14 Haziran Cuma günü itibariyle bir eğitim öğretim dönemi daha geride kaldı. Milyonlarca öğrenci karneyle birlikte bir üst sınıfa geçmenin heyecanını veya mezun olma sevincini yaşadı. Her eğitim öğretim yılının başında ve sonunda klasik bir hal alan eğitim dönemi ile ilgili tespitler, anne babalar ve öğretmenlere tavsiyeler yine aldı başını gitti.
Eğitim, siyaset, ekonomi, ahlak ve diğer konulardaki tespit ve öneriler kâğıt üzerinde, ifade bağlamında insana çok güzel ve isabetli geliyor. İşin uygulama boyutu ise hep eksik, yetersiz ve sorunlu bir haldedir. Acaba neden, diye soramadan edemiyor insan?
Bu sorunun bir değil birçok cevabı vardır. Bu yazımız soruya bütüncül bir cevap olamasa da fikir verme amaçlı görülebilir ve okunabilir.
Eğitim, birey ve toplum için sosyal hayatın her alanında elzem bir zemindir.
Siyaset, ticaret, sağlık, ekonomi, ahlak gibi her sosyal olgu ve ‘aile, okul, işyeri, hastane, cezaevi’ gibi her sosyal kurum için eğitim bir usul, bir giriş kapısıdır.
Eğitim, beşikten mezara kadar işlevsel bir mekanizmadır. Bu mekanizma, hayatın hiçbir safhasında aksama, tekleme ve arızaya mahal vermeyecek kadar hassastır.
İnsan zaafları, menfaatleri ve hırsıyla malumdur. Bunlar doğru bir şekilde takviye edilmez ve yönlendirilmezse ‘cehalet, kutuplaşma, bencillik, kin ve kibre’ kapı aralar.
Eğitim, sadece bilgi yükleme ve formüller dikte etme şeklinde anlaşılmamalıdır. Ezberci bir öğrenmeye kapı aralayan bu yöntem; sorgulama, yorumlama, anlama ve hikmetle davranma gibi sonuçlardan mahrumdur.
Eğitim, bir toplumun ‘din, dil, kültür, örf, ahlak ve sosyal yaşam’ gibi temel dinamikleriyle örtüşür bir vaziyette olmalıdır.
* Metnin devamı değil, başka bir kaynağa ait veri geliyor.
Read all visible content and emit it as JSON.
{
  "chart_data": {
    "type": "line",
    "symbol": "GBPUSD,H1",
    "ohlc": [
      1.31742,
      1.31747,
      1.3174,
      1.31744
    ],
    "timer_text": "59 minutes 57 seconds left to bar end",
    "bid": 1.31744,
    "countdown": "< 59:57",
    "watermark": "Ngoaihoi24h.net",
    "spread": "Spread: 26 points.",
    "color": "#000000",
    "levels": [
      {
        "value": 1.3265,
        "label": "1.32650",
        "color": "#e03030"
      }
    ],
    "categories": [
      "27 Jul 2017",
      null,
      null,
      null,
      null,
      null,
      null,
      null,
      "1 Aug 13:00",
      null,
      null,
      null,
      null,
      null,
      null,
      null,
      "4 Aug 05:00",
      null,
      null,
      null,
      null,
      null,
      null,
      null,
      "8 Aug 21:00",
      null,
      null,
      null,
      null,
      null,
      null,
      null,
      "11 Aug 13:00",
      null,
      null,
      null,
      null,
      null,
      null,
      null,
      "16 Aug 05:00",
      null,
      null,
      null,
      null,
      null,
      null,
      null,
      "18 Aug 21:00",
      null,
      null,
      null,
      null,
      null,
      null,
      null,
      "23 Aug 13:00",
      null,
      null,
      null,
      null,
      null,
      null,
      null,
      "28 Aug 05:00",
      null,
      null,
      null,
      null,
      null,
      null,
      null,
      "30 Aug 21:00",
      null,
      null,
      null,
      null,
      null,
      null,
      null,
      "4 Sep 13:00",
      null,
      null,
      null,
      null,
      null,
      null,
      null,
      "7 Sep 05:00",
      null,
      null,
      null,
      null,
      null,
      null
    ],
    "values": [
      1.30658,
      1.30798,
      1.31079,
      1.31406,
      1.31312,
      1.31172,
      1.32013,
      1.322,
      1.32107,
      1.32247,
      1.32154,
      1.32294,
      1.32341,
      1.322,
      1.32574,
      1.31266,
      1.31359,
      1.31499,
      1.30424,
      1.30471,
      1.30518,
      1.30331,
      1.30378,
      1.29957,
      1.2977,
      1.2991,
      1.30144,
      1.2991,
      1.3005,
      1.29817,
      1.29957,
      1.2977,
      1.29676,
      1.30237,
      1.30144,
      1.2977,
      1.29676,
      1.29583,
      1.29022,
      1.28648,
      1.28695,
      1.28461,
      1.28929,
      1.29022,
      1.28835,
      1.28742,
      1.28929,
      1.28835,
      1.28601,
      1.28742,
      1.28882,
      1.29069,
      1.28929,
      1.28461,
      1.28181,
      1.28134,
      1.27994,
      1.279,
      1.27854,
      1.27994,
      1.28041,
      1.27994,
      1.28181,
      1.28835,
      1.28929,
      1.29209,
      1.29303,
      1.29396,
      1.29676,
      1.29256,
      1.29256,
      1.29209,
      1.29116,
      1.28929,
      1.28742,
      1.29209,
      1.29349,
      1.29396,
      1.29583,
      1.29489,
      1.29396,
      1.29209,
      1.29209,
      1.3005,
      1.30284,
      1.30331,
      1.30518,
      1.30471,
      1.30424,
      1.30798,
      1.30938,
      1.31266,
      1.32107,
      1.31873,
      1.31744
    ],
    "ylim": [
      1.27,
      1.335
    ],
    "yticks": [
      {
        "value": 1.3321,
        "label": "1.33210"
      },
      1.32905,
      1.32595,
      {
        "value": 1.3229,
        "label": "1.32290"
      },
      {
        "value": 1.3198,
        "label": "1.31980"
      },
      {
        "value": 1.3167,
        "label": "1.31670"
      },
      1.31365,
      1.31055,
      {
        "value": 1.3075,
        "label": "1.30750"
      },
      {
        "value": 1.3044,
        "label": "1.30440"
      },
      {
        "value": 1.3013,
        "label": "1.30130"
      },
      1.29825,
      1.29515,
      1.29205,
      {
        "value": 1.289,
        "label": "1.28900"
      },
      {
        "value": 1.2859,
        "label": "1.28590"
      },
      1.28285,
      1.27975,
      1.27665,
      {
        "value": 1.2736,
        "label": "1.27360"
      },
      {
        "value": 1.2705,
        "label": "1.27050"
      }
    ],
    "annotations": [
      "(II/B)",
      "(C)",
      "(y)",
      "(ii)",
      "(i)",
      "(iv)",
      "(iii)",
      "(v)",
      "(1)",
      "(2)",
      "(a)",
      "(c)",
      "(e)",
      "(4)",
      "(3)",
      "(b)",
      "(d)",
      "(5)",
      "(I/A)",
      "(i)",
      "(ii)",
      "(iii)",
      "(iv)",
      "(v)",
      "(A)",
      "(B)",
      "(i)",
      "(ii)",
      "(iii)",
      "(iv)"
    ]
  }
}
Eğitimciler, eğitim vasıtaları, yöntemleri, hedefleri ve sonuçları bu doğrultuda hazırlanmalıdır.
Farklı kültür ve iklimlerden ‘ideoloji, çağdaşlık, imkânlar’ gibi bahanelerle devşirilen bir eğitim sistemi ve bağlamı her yönüyle güdük kalır.
Eğitim; doğru bir zaman, sağlıklı bir zemin ve yeterli imkânlar ister.
Eğitim, “karma, seküler, yeteneğe göre değil tek tip insan yetiştirmeye göre ayarlanmış; ırk, dil, cinsiyet ve coğrafya’ gibi faktörler üzerinden ötekileştiren ve farklılaştıran bir eğitim’ olmamalıdır. Böyle bir eğitim; zaman, zemin ve imkân açısından doğru tasarlanmış ve uygulanabilir bir eğitim değildir.
Eğitim de plan, hedef, yöntem ve rol modellik olmazsa olmazdır. İktidara göre, her gelen yeni bakana göre, bölgeye göre eğitim yazboz tahtasına dönmemelidir.
Her yeni değişimle birlikte ‘eğitim tasarısı ve çalışmalarının’ önüne bir ‘yeni’ ibaresi konmamalıdır.
Eğitim sürecinin temel taşları olan öğrenciler, bir deneme tahtasına dönüştürülmemelidir.
Aynı bilgi akışı içinde sınavlarla her bir öğrenci bir koşu atına dönüştürülmemelidir.
Tek tip bilgi akışıyla sağlıklı düşünme ve yorumlamadan öğrenci mahrum bırakılmamalıdır.
Yeteneğe ve kişisel kabule önem veren bir eğitim süreci aktif hale getirilmelidir.
Doğumdan ölüme insan için şahsiyetin inşa süreci diyebileceğimiz eğitim, insanlık kadar uzun soluklu bir mecra olarak görülmelidir.